Right at the start of his recalcitrant debut bundle Only the warm days were real Rob van Essen lays his cards on the table. Noticing that everything has already been written, he pulverizes the writers to dust and washes them away with rain. After that, even in the sewers it remains silent. It was as if the writers had nothing left to say and no one really interested in them anymore: ‘careless feet’ scattered the dust. And what about the poets? What does the poet Van Essen, who as a writer with a dozen novels and collections of short stories, actually have to say?
The poems in Only the warm days were real are often about erasing what is there and human attempts to replace it with something new: wishful thoughts and projections, for example. ‘The world swept itself empty’, we read fairly early in the collection, ‘meaning flowed in all directions / but mostly away from us’. Not much later he writes about the memory of the anti-nuclear weapons demonstration on the Museumplein in 1981. Overtaken by time, the I – oh, paradox – can no longer remember its uninhibited younger version. And about childhood memories, Van Essen writes that we only remember the warm days – the poet must have had a good childhood in the east of the country. It is a beautiful picture that our memory has to reach the right temperature in order to store memories. But otherwise the warm days idea does not show much depth. Just present it to someone whose parental blows still hail.
The simplicity of a pop song
Unfortunately, that applies to more of the poems in Only the hot days were real. It is a collection in which we often find poems (and thoughts) that sometimes lean towards the simplicity of a pop song and that at times rub against clichés. In a poem about David Bowie we read: ‘You shouldn’t judge an artist/on his best work but on his work//you shouldn’t pay at all/not without a tip’. It’s all too under-refined, too explicit to be really funny.
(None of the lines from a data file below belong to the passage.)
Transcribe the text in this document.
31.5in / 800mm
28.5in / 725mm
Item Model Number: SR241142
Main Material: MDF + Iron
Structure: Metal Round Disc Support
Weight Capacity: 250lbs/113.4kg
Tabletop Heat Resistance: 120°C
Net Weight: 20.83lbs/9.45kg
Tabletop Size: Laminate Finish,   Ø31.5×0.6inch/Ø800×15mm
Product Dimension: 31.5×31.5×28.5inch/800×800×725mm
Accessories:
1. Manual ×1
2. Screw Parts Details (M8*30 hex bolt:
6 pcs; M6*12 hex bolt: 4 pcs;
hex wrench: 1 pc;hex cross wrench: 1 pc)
Humor and poetry are also not an easy marriage. In any case, Van Essen lacks in this collection the soft irony that makes the corners of the mouth curl up.
As a reader, you get the impression that in this poetry Van Essen takes a more naive attitude than he is, as if he sometimes wants to take the perspective of a child or adolescent. The poem ‘plus forty’, which is about the forty years difference in age between the ego and the father, is a good example of this. The feigned wonder at the fact that the father always remains forty years older, even after death, is too uninteresting to really captivate and only works in the last stanza, in which a shift in perspective (from the I to the grandparents) takes place: ‘To my grandparents’ astonishment, there lay in the cradle a man older/ than their grandchild would ever be’.
unbalanced
All in all Only the warm days were real a rather unbalanced bundle. There are monstrosities of verse in and a few beautiful poems. It’s a bit like Van Essen writes about the worst albums of one of his musical heroes: ‘even on the worst albums by david bowie/ there is at least one song for which you/ would give your left arm or in any case/ your left pinky’ . I would not advise anyone to give up a limb, left or right and however small, for this poetry. That might be a different story for a new novel by Van Essen. But yes, he has just pushed the writers aside, through the gully, into the dung of the sewer.
Rob van Essen: Only the warm days were real. Atlas Contact; 64 pages; €19.99.